BIG data is suddenly everywhere. Everyone seems to be collecting it, analyzing it, making money from it and celebrating (or fearing) its powers. Whether we’re talking about analyzing zillions of Google search queries to predict flu outbreaks, or zillions of phone records to detect signs of terrorist activity, or zillions of airline stats to find the best time to buy plane tickets, big data is on the case. By combining the power of modern computing with the plentiful data of the digital era, it promises to solve virtually any problem — crime, public health, the evolution of grammar, the perils of dating — just by crunching the numbers.
Or so its champions allege. “In the next two decades,” the journalist Patrick Tucker writes in the latest big data manifesto, “The Naked Future,” “we will be able to predict huge areas of the future with far greater accuracy than ever before in human history, including events long thought to be beyond the realm of human inference.” Statistical correlations have never sounded so good.

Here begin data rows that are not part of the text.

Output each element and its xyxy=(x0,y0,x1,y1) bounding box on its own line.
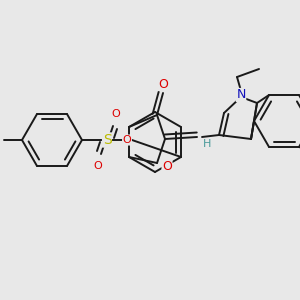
Text: S: S xyxy=(103,133,111,147)
Text: O: O xyxy=(94,161,102,171)
Text: H: H xyxy=(203,139,211,149)
Text: N: N xyxy=(236,88,246,101)
Text: O: O xyxy=(112,109,120,119)
Text: O: O xyxy=(162,160,172,173)
Text: O: O xyxy=(123,135,131,145)
Text: O: O xyxy=(158,77,168,91)
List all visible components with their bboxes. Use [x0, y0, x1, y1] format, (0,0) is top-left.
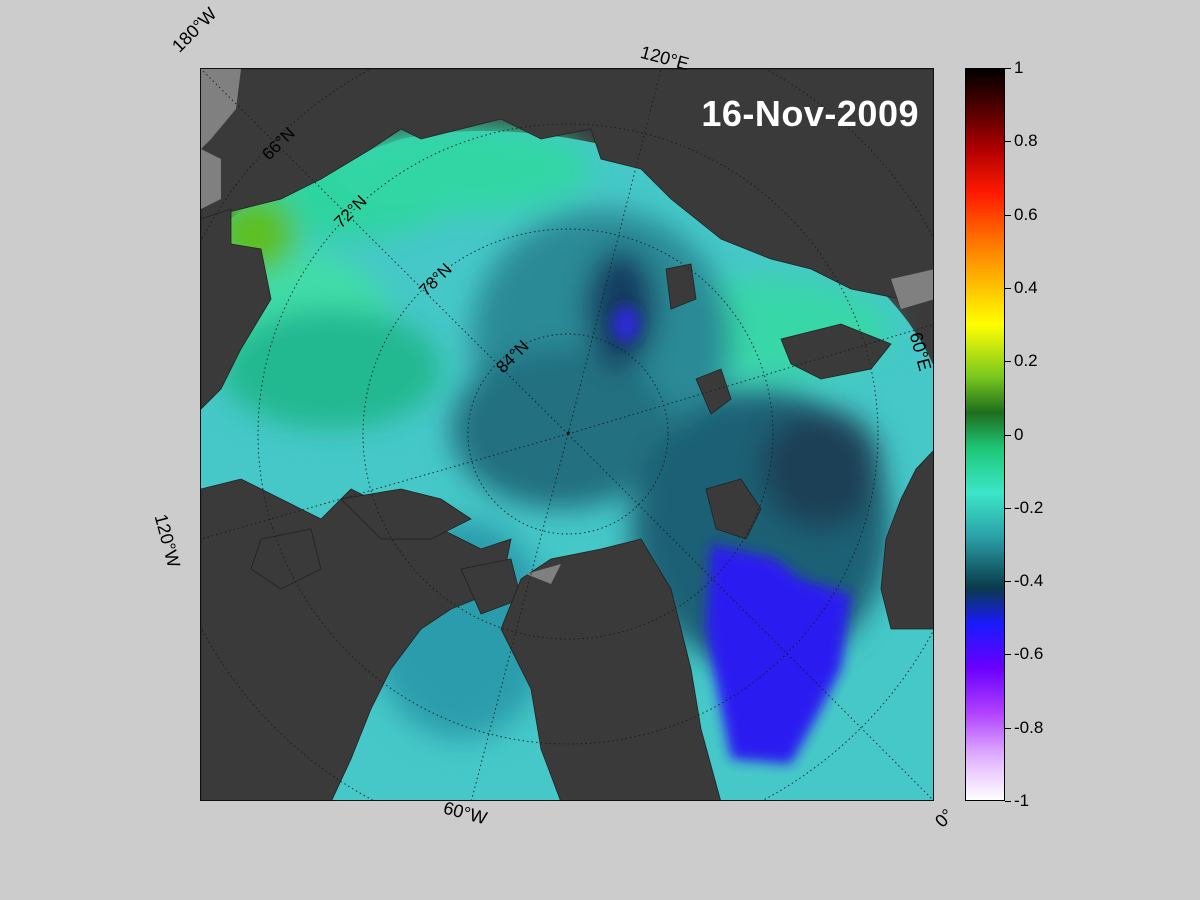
colorbar-tick-mark — [1005, 507, 1011, 509]
colorbar-tick-mark — [1005, 361, 1011, 363]
map-panel: * 66°N 72°N 78°N 84°N 16-Nov-2009 — [200, 68, 934, 801]
colorbar — [965, 68, 1005, 801]
colorbar-tick-label: 0.8 — [1014, 131, 1038, 151]
arctic-map: * 66°N 72°N 78°N 84°N — [201, 69, 933, 800]
colorbar-tick-mark — [1005, 214, 1011, 216]
colorbar-tick-mark — [1005, 68, 1011, 69]
lon-label-180w: 180°W — [168, 3, 221, 57]
colorbar-tick-label: -0.4 — [1014, 571, 1044, 591]
colorbar-tick-label: -1 — [1014, 791, 1030, 810]
colorbar-tick-mark — [1005, 287, 1011, 289]
colorbar-tick-mark — [1005, 581, 1011, 583]
colorbar-tick-mark — [1005, 727, 1011, 729]
pole-marker: * — [566, 428, 571, 442]
date-label: 16-Nov-2009 — [701, 93, 919, 134]
lon-label-0: 0° — [931, 804, 958, 832]
ice-shelf-patches — [201, 69, 933, 584]
colorbar-tick-label: -0.2 — [1014, 497, 1044, 517]
graticule — [201, 69, 933, 800]
colorbar-tick-label: -0.8 — [1014, 717, 1044, 737]
colorbar-tick-mark — [1005, 801, 1011, 802]
colorbar-tick-mark — [1005, 654, 1011, 656]
colorbar-tick-label: 0.2 — [1014, 351, 1038, 371]
colorbar-tick-label: 0 — [1014, 424, 1024, 444]
colorbar-tick-label: 0.6 — [1014, 204, 1038, 224]
colorbar-tick-label: 0.4 — [1014, 277, 1038, 297]
land-masses — [201, 69, 933, 800]
colorbar-tick-label: 1 — [1014, 58, 1024, 77]
lon-label-60w: 60°W — [441, 797, 490, 829]
colorbar-tick-label: -0.6 — [1014, 644, 1044, 664]
lon-label-120w: 120°W — [150, 512, 185, 570]
colorbar-tick-mark — [1005, 434, 1011, 436]
colorbar-tick-mark — [1005, 141, 1011, 143]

Is big data really all it’s cracked up to be? There is no doubt that big data is a valuable tool that has already had a critical impact in certain areas. For instance, almost every successful artificial intelligence computer program in the last 20 years, from Google’s search engine to the I.B.M. “Jeopardy!” champion Watson, has involved the substantial crunching of large bodies of data. But precisely because of its newfound popularity and growing use, we need to be levelheaded about what big data can — and can’t — do.
The first thing to note is that although big data is very good at detecting correlations, especially subtle correlations that an analysis of smaller data sets might miss, it never tells us which correlations are meaningful.

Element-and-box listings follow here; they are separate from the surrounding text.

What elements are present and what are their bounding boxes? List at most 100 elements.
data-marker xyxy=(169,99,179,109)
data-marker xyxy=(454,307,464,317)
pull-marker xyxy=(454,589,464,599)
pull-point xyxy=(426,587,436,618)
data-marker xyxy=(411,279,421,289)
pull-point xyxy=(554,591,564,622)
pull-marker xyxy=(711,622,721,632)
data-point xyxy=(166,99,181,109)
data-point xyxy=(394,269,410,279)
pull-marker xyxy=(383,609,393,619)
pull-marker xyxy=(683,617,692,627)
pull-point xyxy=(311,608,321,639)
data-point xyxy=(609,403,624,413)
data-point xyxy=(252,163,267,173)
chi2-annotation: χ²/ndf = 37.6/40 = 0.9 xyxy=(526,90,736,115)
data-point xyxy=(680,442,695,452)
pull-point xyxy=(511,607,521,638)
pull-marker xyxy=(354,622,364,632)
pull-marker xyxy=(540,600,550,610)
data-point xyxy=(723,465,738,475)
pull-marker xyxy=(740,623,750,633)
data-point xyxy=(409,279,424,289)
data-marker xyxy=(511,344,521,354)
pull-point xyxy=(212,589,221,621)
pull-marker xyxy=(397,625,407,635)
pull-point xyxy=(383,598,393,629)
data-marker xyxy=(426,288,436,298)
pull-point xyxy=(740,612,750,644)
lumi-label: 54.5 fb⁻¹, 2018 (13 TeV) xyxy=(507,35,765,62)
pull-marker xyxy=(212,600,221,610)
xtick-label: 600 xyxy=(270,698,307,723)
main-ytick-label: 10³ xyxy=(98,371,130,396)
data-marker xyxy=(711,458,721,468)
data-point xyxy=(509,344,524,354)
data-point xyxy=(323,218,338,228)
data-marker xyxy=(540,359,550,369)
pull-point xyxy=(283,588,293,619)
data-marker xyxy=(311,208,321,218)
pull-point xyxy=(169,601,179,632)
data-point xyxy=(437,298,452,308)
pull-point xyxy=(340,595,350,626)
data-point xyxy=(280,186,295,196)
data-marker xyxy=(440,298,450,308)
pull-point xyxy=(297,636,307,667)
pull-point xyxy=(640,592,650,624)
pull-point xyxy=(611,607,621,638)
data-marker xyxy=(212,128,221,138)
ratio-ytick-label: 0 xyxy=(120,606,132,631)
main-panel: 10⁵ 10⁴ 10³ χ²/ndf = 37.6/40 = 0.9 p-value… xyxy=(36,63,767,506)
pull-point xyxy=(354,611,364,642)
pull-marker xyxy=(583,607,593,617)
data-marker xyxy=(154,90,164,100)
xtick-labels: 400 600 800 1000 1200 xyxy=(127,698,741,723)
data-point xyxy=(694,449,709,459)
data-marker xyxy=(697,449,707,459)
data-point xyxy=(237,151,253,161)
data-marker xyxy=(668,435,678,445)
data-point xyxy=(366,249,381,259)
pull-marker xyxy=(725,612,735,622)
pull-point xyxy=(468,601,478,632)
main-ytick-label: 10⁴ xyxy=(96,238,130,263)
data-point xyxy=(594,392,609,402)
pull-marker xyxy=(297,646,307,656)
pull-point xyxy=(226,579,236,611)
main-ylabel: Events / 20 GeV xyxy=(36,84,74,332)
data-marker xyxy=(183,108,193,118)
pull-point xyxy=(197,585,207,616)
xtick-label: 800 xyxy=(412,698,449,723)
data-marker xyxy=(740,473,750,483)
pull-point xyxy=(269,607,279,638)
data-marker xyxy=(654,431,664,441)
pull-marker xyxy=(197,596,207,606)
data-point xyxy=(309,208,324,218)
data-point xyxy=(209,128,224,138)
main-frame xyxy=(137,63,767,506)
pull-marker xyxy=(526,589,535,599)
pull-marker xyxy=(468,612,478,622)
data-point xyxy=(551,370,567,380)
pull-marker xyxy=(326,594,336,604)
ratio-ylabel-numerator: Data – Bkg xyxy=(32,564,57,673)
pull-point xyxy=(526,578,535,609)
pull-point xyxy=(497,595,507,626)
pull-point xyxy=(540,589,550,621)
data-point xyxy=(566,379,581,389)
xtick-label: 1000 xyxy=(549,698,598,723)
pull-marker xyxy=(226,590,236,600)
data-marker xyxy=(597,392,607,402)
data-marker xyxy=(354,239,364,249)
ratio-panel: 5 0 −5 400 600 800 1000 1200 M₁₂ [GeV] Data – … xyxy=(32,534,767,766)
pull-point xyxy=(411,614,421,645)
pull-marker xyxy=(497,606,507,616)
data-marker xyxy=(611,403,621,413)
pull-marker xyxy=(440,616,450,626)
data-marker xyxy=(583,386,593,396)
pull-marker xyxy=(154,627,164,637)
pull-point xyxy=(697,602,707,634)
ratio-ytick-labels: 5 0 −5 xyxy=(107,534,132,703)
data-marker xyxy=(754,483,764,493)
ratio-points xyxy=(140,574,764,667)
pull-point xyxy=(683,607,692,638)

Second, big data can work well as an adjunct to scientific inquiry but rarely succeeds as a wholesale replacement.
Third, many tools that are based on big data can be easily gamed.
Fourth, even when the results of a big data analysis aren’t intentionally gamed, they often turn out to be less robust than they initially seem.
A fifth concern might be called the echo-chamber effect, which also stems from the fact that much of big data comes from the web.
A sixth worry is the risk of too many correlations.
Seventh, big data is prone to giving scientific-sounding solutions to hopelessly imprecise questions.
FINALLY, big data is at its best when analyzing things that are extremely common, but often falls short when analyzing things that are less common.
Wait, we almost forgot one last problem: the hype.
Phi Beta Iota: Big data is only as good as the holistic analytic model, the assumptions, and the true cost economics integrated into its collection, processing, and machine-enabled analysis. This is to say, most big data is thin gruel.